In the latest installment of Reason Foundation’s Innovators in Action series, I interview Osceola County, Florida Commissioner Frank Attkisson.
Osceola County policymakers faced few choices when, admist ongoing county-wide budget woes, the library system alone faced a $3 million budget deficit. In response, the Commission voted to approve the first-ever public-private partnership for libraries in Florida. They ultimately signed a five year contract that netted $6 million in savings with Maryland-based Library Systems & Services Incorporated (LSSI).
While the public-private partnership model is proven in states like California and Texas, this is a major move for Florida and one that is likely to be replicated by other local governments across the state. Here’s an excerpt from the interview:
Kenny: The first concern that many people have when it comes to libraries is access. How did the commission address this concern and how might other policymakers address it?

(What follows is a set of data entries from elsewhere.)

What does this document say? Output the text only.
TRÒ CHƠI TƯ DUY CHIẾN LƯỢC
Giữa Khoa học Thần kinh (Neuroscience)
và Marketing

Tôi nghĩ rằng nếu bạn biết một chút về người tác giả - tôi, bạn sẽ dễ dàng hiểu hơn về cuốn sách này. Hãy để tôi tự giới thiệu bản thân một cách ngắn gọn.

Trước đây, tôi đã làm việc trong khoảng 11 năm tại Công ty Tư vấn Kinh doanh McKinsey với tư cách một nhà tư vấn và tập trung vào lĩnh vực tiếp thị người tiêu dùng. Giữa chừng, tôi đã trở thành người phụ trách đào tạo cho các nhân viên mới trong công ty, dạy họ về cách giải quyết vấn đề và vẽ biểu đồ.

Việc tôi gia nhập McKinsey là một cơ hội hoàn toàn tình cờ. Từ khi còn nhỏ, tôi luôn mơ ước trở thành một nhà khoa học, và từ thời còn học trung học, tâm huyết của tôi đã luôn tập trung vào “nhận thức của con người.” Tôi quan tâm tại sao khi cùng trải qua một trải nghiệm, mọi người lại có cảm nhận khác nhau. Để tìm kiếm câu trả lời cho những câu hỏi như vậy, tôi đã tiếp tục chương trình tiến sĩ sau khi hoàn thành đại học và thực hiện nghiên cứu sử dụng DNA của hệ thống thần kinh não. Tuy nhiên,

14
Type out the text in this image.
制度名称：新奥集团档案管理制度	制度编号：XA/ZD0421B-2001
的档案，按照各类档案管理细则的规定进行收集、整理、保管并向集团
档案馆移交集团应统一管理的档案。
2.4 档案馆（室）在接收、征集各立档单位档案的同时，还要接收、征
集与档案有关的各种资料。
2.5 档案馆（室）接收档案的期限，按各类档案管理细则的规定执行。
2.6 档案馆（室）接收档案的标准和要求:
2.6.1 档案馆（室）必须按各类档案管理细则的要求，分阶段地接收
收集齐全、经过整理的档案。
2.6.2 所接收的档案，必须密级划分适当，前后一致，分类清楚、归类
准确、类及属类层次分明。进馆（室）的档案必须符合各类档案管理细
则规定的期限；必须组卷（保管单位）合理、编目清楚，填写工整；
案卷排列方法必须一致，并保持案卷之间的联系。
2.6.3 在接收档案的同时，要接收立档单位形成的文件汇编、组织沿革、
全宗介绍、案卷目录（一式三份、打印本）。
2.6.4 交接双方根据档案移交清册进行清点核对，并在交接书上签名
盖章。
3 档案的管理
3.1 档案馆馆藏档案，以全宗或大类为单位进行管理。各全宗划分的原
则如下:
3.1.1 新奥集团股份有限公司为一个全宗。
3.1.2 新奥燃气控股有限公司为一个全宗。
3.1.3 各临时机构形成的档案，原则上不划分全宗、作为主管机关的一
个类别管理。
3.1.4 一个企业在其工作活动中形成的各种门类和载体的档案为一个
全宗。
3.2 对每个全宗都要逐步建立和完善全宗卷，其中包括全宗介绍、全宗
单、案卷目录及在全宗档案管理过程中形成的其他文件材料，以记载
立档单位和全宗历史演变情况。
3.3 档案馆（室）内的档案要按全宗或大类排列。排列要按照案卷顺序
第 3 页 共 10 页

Attkisson: If another commission wants to do this, the boogey man is going to come out and people will try to scare them. Elected officials control these contracts and the public trusts us to deliver value for their money. We (the commission) control the hours and set the standards. We know what it costs and want the private sector to help us realize our vision for our libraries.
The vendor has an option to set up ancillary businesses to provide additional services to users, like a coffee shop. Think about how much has changed in ten years. We didn’t have computers or Internet. Now it’s a given that you’ll have those resources. That’s totally different from the libraries of ten years ago. We were able to leverage procurement to achieve substantive goals.
You have to have the backbone to say it will take 3-6 months to transition. But I’m comfortable that once we do, nobody will want to go back because we’ll have more capability than ever before.